Yes, the nanobot software is 100% free and open-source under MIT license with no usage restrictions or subscription fees. However, you’ll pay for LLM API access (typically $2-50/month depending on usage) and optional hosting infrastructure. Total costs remain far lower than commercial AI assistant subscriptions.
Q2: How does nanobot compare to OpenClaw?
Nanobot was inspired by OpenClaw but focuses on extreme simplicity. OpenClaw has 430,000+ lines of code and uses ~1GB RAM with 8+ minute cold starts. Nanobot delivers core functionality in 4,000 lines with ~100MB RAM and sub-second startup times. The tradeoff is nanobot has fewer advanced features but is dramatically easier to understand and modify.
Q3: Do I need programming experience to use nanobot?
Genuinely yes. You need comfort with command-line interfaces, basic Python package management, JSON configuration files, and fundamental Linux concepts. Setup involves installing packages via pip, editing config files, obtaining API keys, and running terminal commands. Non-technical users will struggle significantly with installation and troubleshooting.
Q4: Which messaging platforms does nanobot support?
Nanobot works with Telegram (recommended, includes voice transcription), Discord, WhatsApp, Slack, DingTalk, Feishu, QQ, and Email. Telegram integration is most polished and includes automatic voice message transcription via Groq’s Whisper API. You can run multiple platforms simultaneously from a single nanobot instance.

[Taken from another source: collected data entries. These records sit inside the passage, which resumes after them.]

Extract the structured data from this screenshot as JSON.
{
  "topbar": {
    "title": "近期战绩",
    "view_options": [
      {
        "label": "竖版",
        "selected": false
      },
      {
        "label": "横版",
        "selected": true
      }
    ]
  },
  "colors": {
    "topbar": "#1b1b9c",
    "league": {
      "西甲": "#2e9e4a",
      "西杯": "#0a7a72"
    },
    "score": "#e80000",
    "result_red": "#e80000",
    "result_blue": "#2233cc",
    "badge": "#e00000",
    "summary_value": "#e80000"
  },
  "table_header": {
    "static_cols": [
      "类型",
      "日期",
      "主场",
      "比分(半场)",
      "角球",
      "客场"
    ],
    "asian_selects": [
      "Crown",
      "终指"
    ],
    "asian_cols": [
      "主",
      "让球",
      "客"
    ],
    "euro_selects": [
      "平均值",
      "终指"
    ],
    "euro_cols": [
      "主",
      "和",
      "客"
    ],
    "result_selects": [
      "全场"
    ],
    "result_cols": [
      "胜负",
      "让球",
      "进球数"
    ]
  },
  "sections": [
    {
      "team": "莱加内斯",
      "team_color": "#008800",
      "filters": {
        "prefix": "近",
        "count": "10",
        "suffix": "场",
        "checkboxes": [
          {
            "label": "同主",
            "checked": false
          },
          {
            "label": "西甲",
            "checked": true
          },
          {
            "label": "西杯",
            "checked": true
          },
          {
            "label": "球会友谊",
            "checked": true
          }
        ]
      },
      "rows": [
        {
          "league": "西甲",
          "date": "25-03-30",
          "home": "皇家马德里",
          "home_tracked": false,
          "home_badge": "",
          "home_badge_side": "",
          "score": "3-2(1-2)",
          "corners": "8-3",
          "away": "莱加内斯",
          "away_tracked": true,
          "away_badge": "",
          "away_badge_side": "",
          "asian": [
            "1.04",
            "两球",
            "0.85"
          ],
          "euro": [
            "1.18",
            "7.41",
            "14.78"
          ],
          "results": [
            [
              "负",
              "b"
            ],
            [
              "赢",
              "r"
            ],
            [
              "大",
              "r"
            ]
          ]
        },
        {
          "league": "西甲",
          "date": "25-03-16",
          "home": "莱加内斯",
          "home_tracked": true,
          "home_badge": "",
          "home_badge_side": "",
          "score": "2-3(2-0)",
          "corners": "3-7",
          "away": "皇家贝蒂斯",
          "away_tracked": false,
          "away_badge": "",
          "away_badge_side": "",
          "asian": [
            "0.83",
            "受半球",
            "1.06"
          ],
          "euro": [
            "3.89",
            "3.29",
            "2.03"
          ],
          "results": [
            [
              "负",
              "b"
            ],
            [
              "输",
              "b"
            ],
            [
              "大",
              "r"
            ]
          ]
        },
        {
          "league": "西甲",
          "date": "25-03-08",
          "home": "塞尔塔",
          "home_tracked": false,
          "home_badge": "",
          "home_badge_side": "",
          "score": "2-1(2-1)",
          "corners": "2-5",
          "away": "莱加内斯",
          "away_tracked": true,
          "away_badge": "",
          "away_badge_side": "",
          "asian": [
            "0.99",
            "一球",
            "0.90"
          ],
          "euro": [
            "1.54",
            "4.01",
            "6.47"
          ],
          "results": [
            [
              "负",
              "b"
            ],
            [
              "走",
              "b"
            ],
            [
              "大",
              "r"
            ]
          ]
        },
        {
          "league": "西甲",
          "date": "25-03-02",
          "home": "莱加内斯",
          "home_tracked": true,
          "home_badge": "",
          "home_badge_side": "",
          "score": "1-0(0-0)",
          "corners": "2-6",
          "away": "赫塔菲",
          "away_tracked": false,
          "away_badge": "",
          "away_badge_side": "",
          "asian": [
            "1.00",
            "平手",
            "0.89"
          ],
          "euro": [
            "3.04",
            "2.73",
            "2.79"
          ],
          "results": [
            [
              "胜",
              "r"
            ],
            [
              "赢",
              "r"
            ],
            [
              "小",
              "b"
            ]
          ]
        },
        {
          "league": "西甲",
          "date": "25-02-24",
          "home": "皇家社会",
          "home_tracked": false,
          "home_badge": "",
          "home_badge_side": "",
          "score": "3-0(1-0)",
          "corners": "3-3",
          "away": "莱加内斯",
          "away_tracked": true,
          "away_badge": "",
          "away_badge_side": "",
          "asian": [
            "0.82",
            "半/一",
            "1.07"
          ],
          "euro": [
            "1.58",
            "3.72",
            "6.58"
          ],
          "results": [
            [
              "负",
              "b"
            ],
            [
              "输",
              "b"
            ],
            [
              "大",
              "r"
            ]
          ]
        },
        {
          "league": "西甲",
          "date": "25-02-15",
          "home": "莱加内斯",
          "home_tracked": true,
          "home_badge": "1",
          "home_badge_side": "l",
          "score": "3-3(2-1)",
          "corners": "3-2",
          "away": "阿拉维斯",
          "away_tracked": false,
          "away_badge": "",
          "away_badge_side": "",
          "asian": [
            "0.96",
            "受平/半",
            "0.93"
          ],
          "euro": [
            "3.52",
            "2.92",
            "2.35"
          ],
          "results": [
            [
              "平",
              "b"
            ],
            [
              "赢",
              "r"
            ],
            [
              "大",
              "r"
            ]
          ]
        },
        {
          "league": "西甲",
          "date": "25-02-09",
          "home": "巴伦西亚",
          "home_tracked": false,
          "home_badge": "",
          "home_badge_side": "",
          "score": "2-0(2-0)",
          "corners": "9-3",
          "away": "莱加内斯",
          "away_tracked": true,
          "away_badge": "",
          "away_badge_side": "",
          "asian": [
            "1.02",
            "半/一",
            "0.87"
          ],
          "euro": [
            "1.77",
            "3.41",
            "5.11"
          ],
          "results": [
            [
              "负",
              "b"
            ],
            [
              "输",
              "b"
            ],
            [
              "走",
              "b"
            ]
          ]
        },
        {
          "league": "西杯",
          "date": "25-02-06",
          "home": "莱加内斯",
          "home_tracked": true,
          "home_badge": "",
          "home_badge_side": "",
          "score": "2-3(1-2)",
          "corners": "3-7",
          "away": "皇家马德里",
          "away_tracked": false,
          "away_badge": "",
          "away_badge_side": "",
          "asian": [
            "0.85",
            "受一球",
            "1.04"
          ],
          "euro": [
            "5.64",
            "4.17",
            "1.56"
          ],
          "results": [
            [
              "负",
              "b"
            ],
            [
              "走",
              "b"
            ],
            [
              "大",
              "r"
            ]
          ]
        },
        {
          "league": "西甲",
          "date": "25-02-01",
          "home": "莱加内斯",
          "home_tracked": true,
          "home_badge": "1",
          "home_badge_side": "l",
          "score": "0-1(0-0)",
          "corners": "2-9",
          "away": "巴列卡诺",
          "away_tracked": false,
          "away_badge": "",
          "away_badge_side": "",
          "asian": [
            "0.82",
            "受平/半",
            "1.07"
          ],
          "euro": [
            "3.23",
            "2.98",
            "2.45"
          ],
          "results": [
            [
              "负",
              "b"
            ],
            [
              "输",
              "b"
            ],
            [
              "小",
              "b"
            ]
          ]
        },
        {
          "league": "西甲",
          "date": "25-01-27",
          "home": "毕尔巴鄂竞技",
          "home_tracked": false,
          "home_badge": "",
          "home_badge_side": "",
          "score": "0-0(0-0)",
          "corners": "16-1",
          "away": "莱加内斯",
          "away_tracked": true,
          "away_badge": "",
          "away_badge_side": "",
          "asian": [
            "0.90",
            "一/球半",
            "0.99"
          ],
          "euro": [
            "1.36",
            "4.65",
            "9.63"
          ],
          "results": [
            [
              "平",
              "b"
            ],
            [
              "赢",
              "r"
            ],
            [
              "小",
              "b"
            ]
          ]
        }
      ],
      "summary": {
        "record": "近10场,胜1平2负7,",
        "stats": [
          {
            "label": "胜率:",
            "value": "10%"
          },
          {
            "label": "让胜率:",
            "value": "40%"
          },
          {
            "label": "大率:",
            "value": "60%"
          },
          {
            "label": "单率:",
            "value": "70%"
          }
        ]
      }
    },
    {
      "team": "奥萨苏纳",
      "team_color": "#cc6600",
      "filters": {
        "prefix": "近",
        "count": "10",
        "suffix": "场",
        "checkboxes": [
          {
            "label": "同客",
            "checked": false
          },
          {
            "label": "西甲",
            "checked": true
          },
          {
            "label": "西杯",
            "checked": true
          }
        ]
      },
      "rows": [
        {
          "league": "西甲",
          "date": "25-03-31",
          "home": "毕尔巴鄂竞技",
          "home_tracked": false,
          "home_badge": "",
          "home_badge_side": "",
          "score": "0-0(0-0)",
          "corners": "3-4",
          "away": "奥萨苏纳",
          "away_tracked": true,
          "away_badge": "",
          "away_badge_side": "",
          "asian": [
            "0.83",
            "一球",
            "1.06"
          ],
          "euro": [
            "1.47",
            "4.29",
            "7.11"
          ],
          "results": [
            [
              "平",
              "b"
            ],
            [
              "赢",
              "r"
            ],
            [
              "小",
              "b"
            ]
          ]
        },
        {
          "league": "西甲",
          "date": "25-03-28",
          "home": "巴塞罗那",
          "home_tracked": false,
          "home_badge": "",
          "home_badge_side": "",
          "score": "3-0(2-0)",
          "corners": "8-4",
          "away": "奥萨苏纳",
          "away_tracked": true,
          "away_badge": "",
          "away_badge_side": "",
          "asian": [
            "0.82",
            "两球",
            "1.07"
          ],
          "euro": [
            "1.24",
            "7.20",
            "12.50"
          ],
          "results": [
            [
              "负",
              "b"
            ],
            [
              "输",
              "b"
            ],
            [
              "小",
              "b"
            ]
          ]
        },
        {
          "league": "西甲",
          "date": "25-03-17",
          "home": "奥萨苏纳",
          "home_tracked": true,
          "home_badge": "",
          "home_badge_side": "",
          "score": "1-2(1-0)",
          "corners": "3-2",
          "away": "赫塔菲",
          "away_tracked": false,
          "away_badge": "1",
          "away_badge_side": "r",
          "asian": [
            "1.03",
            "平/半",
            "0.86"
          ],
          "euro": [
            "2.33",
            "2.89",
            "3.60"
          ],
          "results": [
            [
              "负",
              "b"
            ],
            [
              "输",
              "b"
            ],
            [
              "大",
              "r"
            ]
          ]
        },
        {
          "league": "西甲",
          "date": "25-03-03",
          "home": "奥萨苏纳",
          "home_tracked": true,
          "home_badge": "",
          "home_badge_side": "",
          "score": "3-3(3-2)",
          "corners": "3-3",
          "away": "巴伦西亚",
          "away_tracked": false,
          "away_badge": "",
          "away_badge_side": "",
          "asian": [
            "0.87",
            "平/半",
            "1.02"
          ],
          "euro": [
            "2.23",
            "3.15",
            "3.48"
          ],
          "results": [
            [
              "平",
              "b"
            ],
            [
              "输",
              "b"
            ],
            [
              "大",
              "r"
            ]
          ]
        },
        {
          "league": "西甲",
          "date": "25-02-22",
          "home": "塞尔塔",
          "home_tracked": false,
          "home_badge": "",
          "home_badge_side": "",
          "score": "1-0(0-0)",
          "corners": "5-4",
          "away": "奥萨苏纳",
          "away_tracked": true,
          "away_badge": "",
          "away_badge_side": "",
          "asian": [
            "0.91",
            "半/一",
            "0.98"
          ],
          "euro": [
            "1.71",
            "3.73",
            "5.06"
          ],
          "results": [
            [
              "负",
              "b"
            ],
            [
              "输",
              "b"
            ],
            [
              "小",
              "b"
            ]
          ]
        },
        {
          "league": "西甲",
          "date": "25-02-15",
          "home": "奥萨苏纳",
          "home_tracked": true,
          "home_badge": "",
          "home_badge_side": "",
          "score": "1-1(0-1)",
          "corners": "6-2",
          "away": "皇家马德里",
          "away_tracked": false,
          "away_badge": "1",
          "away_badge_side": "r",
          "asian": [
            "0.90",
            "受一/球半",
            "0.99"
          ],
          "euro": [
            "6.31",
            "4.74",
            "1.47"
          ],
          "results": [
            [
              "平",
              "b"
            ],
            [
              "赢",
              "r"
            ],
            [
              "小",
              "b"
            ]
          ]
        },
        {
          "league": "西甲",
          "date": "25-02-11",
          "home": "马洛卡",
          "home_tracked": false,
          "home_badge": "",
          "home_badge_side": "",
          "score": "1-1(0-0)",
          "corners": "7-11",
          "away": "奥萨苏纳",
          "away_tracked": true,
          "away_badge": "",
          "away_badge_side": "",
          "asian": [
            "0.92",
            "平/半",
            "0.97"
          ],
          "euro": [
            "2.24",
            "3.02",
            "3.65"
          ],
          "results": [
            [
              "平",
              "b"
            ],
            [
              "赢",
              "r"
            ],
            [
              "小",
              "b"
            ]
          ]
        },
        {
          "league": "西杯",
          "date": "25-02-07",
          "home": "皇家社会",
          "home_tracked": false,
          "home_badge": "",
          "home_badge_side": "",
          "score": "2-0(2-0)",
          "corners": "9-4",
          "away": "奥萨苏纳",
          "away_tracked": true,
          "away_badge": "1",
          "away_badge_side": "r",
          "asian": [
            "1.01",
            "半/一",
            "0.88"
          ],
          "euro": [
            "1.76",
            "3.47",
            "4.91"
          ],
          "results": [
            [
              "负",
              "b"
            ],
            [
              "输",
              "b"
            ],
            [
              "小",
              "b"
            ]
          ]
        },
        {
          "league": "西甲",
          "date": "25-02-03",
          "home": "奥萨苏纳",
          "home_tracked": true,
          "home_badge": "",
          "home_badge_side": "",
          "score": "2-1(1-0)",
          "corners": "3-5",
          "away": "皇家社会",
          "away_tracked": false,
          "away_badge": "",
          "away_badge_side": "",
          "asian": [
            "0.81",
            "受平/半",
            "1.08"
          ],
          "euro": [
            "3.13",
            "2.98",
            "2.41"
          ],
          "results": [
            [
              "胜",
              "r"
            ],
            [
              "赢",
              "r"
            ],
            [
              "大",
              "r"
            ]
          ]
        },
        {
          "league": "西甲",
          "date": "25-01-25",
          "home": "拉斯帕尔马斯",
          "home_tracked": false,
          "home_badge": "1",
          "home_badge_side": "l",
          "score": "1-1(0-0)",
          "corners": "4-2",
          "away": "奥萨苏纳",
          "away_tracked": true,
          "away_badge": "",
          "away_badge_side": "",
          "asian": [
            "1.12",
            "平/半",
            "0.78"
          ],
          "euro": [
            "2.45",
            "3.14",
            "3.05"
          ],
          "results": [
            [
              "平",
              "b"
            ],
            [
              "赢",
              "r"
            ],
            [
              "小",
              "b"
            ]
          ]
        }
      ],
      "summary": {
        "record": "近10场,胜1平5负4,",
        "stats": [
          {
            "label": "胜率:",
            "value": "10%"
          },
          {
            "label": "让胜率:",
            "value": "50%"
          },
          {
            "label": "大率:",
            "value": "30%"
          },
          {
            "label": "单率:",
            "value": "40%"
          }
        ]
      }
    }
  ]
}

Q5: Can nanobot run completely offline with local models?
Yes, using vLLM to run local models like Llama or Mistral eliminates API costs entirely. You’ll still need internet for initial installation and platform integrations, but the core agent logic can operate with local LLM inference. This requires powerful hardware with minimum 16GB RAM, preferably 32GB with GPU for acceptable performance.